Die Furcht vor den Amerikanern in Frankreich ist groß. Sollte der US-Konzern General Electric das französische Industrieunternehmen Alstom übernehmen, dann bestehe die Gefahr, "ein großes Entscheidungszentrum zu verlieren", hatte der französische Wirtschaftsminister Arnaud Montebourg im April gesagt. Diesem Szenario ist die Regierung nun mit einem Dekret zuvorgekommen, das ihr weitreichenden Einfluss einräumt ( PDF).

Frankreich kann nun die Übernahme von französischen Firmen in strategisch wichtigen Industrien wie Energie, Wasser, Telekommunikation oder Gesundheitswesen durch ausländische Unternehmen blockieren. Sollte ein Konzern Alstom übernehmen wollen, müsste nun der Wirtschaftsminister zustimmen. Es ist ein weiterer Eingriff in den Markt, mit dem die französische Regierung versucht, europäische Großkonzerne aufzubauen, frei von Einfluss aus Übersee.

Alstom prüft derzeit ein Übernahmeangebot des US-Konzerns General Electric, auch Siemens aus Deutschland hat Interesse an Alstom. Frankreichs Präsident François Hollande und Montebourg sehen eine Übernahme durch GE kritisch und befürchten Arbeitsplatzverluste in Frankreich. Siemens will die Alstom-Bücher bis Ende des Monats prüfen und dann über ein konkretes Angebot für Alstom entscheiden.

Das Dekret diene "dem Schutz strategischer Interessen Frankreichs", sagte Montebourg der Tageszeitung Le Monde. Die Entscheidung sei aus Gründen des "wirtschaftlichen Patriotismus" gefallen. Es ginge nicht in erster Linie um die Blockade von Übernahmen, sondern darum, Interessen zu sichern. Im Jahr 2005 hatte die Regierung schon einmal verschiedene Unternehmen benannt, die gesetzlich vor Übernahmen geschützt werden sollten. Damals wollte der US-Konzern Pepsi Danone übernehmen.
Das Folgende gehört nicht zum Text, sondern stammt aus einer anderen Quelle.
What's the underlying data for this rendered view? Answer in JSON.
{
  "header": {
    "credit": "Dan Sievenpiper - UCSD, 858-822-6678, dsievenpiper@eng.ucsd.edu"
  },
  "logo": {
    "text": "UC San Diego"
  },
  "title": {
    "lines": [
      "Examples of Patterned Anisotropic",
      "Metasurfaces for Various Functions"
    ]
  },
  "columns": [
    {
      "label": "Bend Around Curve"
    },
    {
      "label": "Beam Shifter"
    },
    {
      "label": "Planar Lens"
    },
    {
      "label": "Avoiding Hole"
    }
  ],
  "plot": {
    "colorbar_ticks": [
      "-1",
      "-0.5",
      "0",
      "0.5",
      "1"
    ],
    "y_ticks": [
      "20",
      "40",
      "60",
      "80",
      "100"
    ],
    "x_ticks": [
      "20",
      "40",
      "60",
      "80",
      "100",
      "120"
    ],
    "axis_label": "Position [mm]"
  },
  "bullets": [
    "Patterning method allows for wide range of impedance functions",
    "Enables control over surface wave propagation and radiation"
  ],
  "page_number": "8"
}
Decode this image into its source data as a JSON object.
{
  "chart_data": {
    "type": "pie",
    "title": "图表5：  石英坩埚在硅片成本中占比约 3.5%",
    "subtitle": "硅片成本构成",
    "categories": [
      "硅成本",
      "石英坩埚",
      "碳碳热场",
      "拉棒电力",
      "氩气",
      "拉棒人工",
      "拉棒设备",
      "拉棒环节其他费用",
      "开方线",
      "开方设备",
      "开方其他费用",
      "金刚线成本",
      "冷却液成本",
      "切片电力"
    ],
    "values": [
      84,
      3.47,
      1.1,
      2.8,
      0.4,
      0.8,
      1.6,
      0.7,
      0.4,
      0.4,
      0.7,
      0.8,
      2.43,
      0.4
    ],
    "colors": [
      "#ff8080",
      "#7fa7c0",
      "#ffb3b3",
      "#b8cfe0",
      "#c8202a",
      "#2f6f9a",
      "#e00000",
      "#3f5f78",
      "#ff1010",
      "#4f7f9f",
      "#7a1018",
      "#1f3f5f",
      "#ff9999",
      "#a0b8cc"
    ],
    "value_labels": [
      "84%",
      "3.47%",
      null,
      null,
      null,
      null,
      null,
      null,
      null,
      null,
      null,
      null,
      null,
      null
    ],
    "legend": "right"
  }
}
Unstrittig ist das Vetorecht nicht: Es könne den freien Kapitalverkehr in Europa einschränken, sagte EU-Binnenmarktkommissar Michel Barnier. Die französische Regelung dürfe nicht dazu führen, dass alle Transaktionen zum Einstieg in eine Firma nationalen Behörden vorgelegt werden müssten. "Das wäre eindeutig Protektionismus." Er werde prüfen, ob das Dekret mit EU-Recht vereinbar sei, kündigte der französische EU-Kommissar an.